- Pressemitteilung BoxID 506004
Humboldt-Preisträger forscht an der Universität Göttingen
Geowissenschaftler Prof. Dr. Zachary D. Sharp untersucht die Entstehung des Mondes
Prof. Sharp wird sich in den kommenden Monaten mit der Entstehung des Mondes beschäftigen. "Der Mond bildete sich vor 4,5 Milliarden Jahren durch den Zusammenstoß der Erde mit Theia, einem Mars-großen Planeten. Dabei wurde die Erde komplett aufgeschmolzen und es bildete sich ein Ringsystem aus Kollisionsfragmenten, aus dem dann der Mond entstand", erklärt Prof. Pack. Durch Schmelzen und Verdampfen hat dieses Material alle flüchtigen Bestandteile verloren, einschließlich des Wassers. Die Folge: Der Mond ist extrem trocken. Wie Prof. Sharp bereits nachweisen konnte, besitzt das Innere des Mondes nur ein Zehntausendstel bis ein Hunderttausendstel des Wassergehalts, der für den Erdmantel angenommen wird. Geplant sind in Göttingen nun experimentelle Untersuchungen zum Wassergehalt des Mondes anhand des Verhaltens von Chlor über Magmaozeanen, welche vor 4,5 Milliarden Jahren nach der Kollision große Teile der Erde und des Mondes bedeckten.
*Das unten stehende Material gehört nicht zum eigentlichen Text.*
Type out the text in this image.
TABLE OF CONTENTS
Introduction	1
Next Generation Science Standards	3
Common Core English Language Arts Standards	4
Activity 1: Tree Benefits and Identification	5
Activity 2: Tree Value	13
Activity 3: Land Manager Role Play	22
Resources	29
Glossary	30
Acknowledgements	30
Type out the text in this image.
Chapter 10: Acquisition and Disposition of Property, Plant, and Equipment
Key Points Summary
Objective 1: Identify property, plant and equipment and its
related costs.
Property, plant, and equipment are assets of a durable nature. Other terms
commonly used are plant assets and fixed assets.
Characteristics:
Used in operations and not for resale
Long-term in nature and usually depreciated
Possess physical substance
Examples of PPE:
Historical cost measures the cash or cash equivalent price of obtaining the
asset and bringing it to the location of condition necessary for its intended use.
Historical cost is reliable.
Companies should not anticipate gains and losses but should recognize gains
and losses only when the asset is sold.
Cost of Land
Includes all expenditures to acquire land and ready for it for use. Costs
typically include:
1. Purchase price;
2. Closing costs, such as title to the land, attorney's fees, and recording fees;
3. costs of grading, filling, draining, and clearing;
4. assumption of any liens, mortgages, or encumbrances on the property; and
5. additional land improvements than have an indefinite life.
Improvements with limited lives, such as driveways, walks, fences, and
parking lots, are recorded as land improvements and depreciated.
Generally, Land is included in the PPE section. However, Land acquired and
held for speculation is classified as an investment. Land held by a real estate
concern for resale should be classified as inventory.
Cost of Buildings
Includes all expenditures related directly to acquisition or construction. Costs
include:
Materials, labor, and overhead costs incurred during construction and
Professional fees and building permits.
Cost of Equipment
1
Mit dem Humboldt-Forschungspreis zeichnet die Alexander von Humboldt-Stiftung Wissenschaftlerinnen und Wissenschaftler für ihr gesamtes bisheriges Schaffen aus, deren grundlegende Erkenntnisse das eigene Fachgebiet nachhaltig geprägt haben. Die Preisträger sind eingeladen, selbst gewählte Forschungsvorhaben in Deutschland gemeinsam mit Fachkollegen für einen Zeitraum von bis zu einem Jahr durchzuführen.